A literature review was conducted and fuel survey data were obtained to identify the use of metallic fuel additives (MFAs) within market fuels and determine their effects on engines, exhaust systems, and vehicle performance. The primary focus was on modern vehicles equipped with on-board diagnostic (OBD) systems and advanced emissions control systems. For gasoline, this includes vehicles categorized as National Low Emission Vehicles (NLEV) and Tier 2 or beyond in the U.S., and Euro-3 through Euro-6 in the EU. For diesel, this includes engines/vehicles with original equipment manufacturer (OEM)-equipped oxidation catalysts and diesel particulate filters.
The literature search of peer-reviewed papers and other publicly available articles returned over 100 items relevant to the use of organometallic fuel additives, but did not provide significant evidence of widespread use of MFAs in either gasoline or diesel fuels. It is possible, however, that in specific cases, MFAs are added to fuels downstream of refinery blending.

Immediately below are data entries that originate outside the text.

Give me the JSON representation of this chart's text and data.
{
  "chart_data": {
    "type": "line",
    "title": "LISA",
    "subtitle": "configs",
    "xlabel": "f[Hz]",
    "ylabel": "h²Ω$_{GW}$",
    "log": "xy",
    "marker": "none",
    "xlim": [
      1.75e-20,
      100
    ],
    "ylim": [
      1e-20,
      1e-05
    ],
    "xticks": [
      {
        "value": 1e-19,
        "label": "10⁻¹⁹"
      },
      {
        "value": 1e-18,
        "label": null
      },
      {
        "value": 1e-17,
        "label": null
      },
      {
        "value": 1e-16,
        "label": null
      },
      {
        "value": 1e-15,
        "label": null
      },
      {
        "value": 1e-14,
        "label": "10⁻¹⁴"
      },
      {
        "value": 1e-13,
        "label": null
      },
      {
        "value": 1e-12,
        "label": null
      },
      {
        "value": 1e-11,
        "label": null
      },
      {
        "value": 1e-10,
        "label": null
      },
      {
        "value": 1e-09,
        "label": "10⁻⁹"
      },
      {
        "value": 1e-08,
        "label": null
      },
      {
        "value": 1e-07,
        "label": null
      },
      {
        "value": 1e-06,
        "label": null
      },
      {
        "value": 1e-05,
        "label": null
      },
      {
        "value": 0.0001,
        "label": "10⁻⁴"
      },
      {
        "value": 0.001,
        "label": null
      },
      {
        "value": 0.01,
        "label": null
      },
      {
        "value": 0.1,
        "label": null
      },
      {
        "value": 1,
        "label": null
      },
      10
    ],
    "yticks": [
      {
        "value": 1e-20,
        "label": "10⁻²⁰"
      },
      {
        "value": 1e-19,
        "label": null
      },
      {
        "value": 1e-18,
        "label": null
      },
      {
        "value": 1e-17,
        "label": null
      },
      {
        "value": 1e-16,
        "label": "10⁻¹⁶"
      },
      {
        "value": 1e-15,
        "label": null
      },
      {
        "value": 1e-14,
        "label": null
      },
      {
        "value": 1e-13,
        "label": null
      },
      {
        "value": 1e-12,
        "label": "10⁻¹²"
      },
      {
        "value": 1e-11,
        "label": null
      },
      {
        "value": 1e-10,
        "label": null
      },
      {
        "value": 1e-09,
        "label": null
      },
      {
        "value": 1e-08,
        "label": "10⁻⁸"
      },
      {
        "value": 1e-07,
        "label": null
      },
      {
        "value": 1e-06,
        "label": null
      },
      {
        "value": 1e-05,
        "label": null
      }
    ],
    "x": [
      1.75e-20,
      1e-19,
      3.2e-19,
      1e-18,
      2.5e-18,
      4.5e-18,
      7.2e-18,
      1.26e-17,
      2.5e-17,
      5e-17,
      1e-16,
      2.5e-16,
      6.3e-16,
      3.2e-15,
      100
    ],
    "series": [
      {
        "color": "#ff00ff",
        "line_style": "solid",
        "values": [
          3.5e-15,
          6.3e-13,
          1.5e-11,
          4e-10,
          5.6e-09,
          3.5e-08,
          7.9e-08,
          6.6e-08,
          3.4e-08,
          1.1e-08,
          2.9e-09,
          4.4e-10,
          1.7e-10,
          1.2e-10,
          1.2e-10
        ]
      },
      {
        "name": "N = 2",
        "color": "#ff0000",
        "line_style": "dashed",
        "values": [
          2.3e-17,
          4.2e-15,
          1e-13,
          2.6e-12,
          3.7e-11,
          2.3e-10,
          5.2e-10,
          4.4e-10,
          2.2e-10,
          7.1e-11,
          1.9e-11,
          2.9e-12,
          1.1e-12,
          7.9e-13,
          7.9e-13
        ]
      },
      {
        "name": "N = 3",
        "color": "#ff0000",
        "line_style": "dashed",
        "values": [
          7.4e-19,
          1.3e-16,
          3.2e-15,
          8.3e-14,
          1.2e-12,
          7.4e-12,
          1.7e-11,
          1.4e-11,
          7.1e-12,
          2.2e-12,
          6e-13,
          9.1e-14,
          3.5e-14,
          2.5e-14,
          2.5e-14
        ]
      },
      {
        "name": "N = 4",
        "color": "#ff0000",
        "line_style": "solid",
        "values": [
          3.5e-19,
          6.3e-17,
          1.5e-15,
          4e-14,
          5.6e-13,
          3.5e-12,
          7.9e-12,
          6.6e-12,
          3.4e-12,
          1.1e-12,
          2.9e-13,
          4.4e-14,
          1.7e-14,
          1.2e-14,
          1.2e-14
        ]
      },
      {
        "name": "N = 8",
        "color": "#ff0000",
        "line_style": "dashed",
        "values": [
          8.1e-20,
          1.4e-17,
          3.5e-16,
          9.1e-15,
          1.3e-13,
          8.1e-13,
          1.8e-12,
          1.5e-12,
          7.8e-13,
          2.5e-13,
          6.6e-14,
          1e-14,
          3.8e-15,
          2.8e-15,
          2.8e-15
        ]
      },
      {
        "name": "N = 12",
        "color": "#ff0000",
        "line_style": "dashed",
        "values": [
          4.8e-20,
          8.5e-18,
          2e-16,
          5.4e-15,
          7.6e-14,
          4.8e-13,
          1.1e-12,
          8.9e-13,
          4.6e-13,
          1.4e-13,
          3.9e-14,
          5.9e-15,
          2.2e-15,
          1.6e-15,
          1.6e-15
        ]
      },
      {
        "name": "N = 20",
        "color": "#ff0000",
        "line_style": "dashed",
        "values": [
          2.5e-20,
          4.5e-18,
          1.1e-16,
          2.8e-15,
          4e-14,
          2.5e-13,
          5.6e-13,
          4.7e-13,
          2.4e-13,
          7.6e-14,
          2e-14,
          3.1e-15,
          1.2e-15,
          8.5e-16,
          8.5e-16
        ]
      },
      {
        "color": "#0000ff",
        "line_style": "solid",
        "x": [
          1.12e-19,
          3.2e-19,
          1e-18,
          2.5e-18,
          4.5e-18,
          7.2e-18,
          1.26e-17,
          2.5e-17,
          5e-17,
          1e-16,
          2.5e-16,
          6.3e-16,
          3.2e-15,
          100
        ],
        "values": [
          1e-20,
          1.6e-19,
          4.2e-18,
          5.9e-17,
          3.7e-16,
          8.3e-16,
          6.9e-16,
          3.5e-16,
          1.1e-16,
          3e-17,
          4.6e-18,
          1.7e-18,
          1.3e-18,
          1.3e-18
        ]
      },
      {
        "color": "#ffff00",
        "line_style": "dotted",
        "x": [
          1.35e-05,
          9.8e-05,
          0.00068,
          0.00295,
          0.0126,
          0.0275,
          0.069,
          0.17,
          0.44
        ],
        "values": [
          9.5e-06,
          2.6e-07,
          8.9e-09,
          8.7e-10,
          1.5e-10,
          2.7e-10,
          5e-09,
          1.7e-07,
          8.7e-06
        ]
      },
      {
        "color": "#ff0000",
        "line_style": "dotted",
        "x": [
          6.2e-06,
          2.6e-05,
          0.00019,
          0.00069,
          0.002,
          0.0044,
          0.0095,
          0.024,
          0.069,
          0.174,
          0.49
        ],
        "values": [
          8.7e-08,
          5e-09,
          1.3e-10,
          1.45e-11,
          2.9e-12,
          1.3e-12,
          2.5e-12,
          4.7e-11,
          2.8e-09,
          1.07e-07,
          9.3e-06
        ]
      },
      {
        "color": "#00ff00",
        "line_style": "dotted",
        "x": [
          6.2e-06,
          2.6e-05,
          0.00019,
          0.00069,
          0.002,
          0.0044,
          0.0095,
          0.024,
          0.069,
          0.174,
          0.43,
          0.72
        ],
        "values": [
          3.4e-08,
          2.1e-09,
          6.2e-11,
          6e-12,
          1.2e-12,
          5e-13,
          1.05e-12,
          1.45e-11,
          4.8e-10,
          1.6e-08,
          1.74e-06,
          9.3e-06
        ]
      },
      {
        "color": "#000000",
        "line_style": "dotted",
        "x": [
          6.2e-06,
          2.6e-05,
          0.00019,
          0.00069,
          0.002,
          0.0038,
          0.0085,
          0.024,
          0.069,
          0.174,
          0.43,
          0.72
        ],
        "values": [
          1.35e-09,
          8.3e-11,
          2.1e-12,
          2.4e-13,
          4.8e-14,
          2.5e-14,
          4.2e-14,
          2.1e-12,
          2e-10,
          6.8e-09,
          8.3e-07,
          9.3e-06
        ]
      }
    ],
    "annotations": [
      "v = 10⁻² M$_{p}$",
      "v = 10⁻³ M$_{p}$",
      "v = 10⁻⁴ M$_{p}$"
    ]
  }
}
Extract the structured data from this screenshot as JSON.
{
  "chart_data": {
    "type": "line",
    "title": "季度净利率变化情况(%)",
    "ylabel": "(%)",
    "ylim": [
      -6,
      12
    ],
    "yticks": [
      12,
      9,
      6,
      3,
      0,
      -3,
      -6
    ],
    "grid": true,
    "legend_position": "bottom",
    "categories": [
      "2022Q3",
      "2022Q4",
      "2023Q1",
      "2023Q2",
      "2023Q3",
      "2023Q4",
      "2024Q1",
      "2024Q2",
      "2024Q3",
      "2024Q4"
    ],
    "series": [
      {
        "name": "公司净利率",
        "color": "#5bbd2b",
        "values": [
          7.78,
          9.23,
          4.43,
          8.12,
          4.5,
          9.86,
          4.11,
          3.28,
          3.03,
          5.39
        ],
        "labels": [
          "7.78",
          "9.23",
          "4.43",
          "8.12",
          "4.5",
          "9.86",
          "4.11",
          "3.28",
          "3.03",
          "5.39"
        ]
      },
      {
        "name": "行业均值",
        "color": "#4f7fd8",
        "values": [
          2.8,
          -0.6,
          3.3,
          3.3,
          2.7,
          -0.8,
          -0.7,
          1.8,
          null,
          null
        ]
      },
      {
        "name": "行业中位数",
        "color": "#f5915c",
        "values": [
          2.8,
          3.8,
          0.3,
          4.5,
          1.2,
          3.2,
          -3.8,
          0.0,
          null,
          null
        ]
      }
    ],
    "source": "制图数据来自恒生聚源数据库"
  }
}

Recent fuel survey information confirmed that relatively few MFAs are found in market fuels, and they are generally present at quite low concentrations. Manganese was found most frequently, at concentrations as high as 66 mg Mn/L. Iron was detected less frequently and at lower levels, typically at concentrations ranging from 5 to 25 mg Fe/L. Silicon and other contaminants were frequently seen, albeit at very low levels. Evidence suggests that both manganese and iron, as well as other MFAs that are less frequently used, can contribute to deposits in combustion chambers and on exhaust components, resulting in poor performance and increased vehicle emissions. Although not in widespread use, the most common application of MFAs involves regeneration of diesel particulate filters (DPF). However, this is considered an aftermarket treatment, as the MFAs are not blended directly into marketplace diesel fuels.